On a $300,000 mortgage, each 1% increase in interest rate adds roughly $175-200/month to the payment and over $60,000 in total interest over 30 years. For example, going from 6% to 7% increases the monthly P&I payment from approximately $1,799 to $1,996.
Should I pay points to lower my interest rate?

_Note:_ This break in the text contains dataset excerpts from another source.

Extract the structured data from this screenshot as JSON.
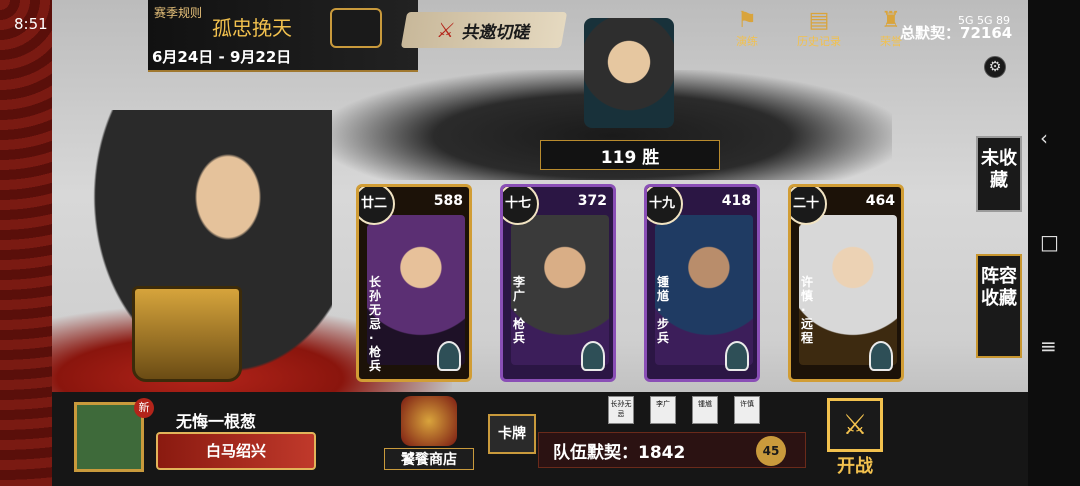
{
  "status": {
    "time": "8:51",
    "indicators": "5G  5G  89"
  },
  "season": {
    "rule_label": "赛季规则",
    "title": "孤忠挽天",
    "date_range": "6月24日 - 9月22日"
  },
  "invite_button": {
    "label": "共邀切磋",
    "icon": "crossed-swords-icon"
  },
  "top_menu": [
    {
      "label": "演练",
      "icon": "drill-icon"
    },
    {
      "label": "历史记录",
      "icon": "scroll-icon"
    },
    {
      "label": "荣誉",
      "icon": "honor-icon"
    }
  ],
  "tacit_total": {
    "label": "总默契：",
    "value": "72164"
  },
  "opponent": {
    "wins": "119 胜"
  },
  "cards": [
    {
      "rank": "廿二",
      "power": "588",
      "name": "长孙无忌·枪兵",
      "frame": "gold"
    },
    {
      "rank": "十七",
      "power": "372",
      "name": "李广·枪兵",
      "frame": "purple"
    },
    {
      "rank": "十九",
      "power": "418",
      "name": "锺馗·步兵",
      "frame": "purple"
    },
    {
      "rank": "二十",
      "power": "464",
      "name": "许慎·远程",
      "frame": "gold"
    }
  ],
  "side_tabs": {
    "uncollected": "未收藏",
    "lineup_collection": "阵容收藏"
  },
  "player": {
    "new_tag": "新",
    "name": "无悔一根葱",
    "title_badge": "白马绍兴"
  },
  "shop": {
    "label": "饕餮商店"
  },
  "cards_button": {
    "label": "卡牌"
  },
  "mini_generals": [
    {
      "label": "长孙无忌"
    },
    {
      "label": "李广"
    },
    {
      "label": "锺馗"
    },
    {
      "label": "许慎"
    }
  ],
  "team_tacit": {
    "label": "队伍默契：1842",
    "level": "45"
  },
  "start_button": {
    "label": "开战"
  },
  "colors": {
    "gold": "#f2c14e",
    "purple_frame": "#8a4fb6",
    "red": "#b3241a"
  }
}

One discount point costs 1% of the loan amount and typically reduces the interest rate by 0.25%. On a $300,000 loan, one point costs $3,000 and saves about $44/month. You break even in approximately 68 months (5.7 years). Paying points is worthwhile if you plan to stay in the home longer than the break-even period.
What is included in PITI?
PITI stands for Principal, Interest, Taxes, and Insurance. It represents your total monthly housing cost. Principal and interest are your loan payment; taxes are property taxes (often escrowed monthly); and insurance includes homeowners insurance and PMI if applicable. Lenders evaluate your PITI when determining loan approval.